The ban on opening burning extends a suspension first announced on Oct. 13 — two days before the typical opening of the burning season. The department had also announced on that same date that it could also suspend fireworks and bonfires, a move now no longer theoretical.
Due to the extreme fire risk posed by dry weather conditions, Central Saanich is extending the suspension of fireworks & open burning, including campfires, until further notice. The Halloween celebration at Centennial Park will be rescheduled.

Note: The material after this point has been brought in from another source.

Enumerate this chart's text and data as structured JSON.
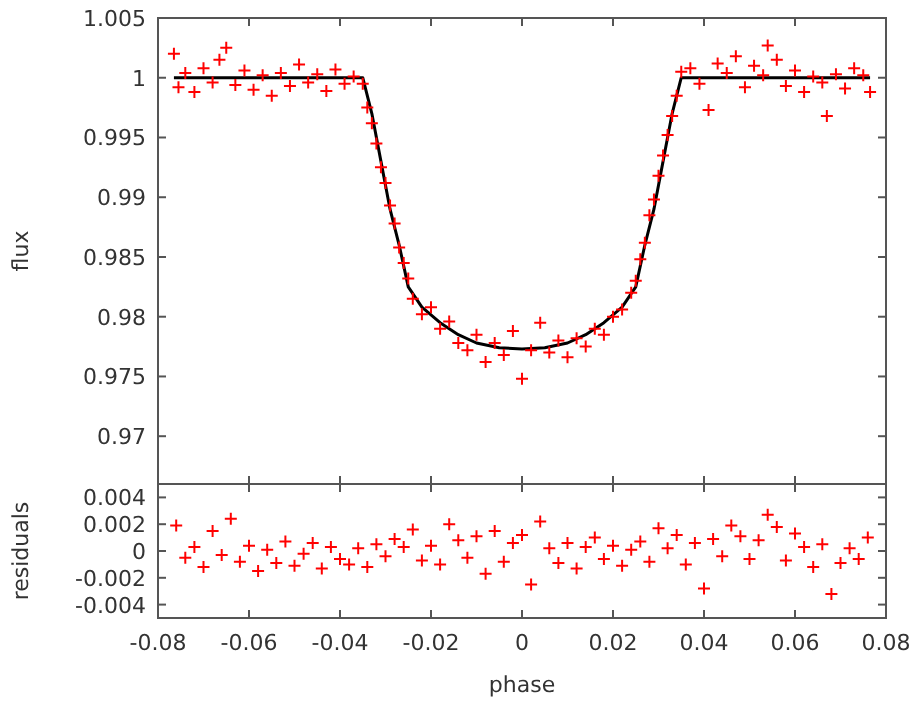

— Central Saanich Fire (@CSaanichFire) October 18, 2022
Chief Kenn Mount of the Central Saanich Fire Department said in an interview Wednesday morning the fire risk remains too high for open flames, even as forecasts show some precipitation. “But it’s coming at the 11th hour and it definitely would not be enough,” he said. “In order to lift it, (the ban) would be looking for a reduction in the risk factor, which would likely begin with the precipitation coming in. We will be looking at the indices that are coming from the province as well, that can move us from extreme down to high down to moderate (in terms of fire risk).”
British Columbia Wildfire Service currently rates the fire risk danger for Central Saanich as extreme. It means that “(new) fires will start easily, spread rapidly, and challenge fire suppression efforts” and that “(general) forest activities may be restricted, including open burning, industrial activities and campfires.”
Coastal Fire Centre, which includes Central Saanich, banned category two and three open fires on July 15. Central Saanich’s opening burning bylaw only permits category three open fires — fires designed to burn large amounts of vegetation — between Oct. 15 and May 15, subject to permitting.
Mount said a number of factors come into play, including the municipality’s own open burning bylaw. “What we have been doing is following and monitoring closely the situation,” he said. “We look for consistency with the BC Wildfire Service. We look at the activity that is happening in the province. We also take in concerns as air quality and also resources, how active firefighters are in the region, and our own resources as well.”
Mount acknowledged the community’s disappointment about the postponement of the fireworks organized by fire department volunteers but also pointed to strong public support in favour of suspending opening burning. He added that the event will go ahead at the soonest-possible, reasonably-available date consistent with what the province and neighbouring communities are doing. “We want things in our rural community to make sense,” he said.
Central Saanich’s announcement that it is postponing its annual Halloween fireworks and bonfire in Centennial Park comes with an appeal to act responsibly and spread the message about the reasoning behind the move. It also comes with the notice that the fireworks show will happen in the future as the Forrest Owens Memorial Fireworks in recognizing the former deputy chief Forrest Owens, who died earlier this year. He had spearheaded the event in the past.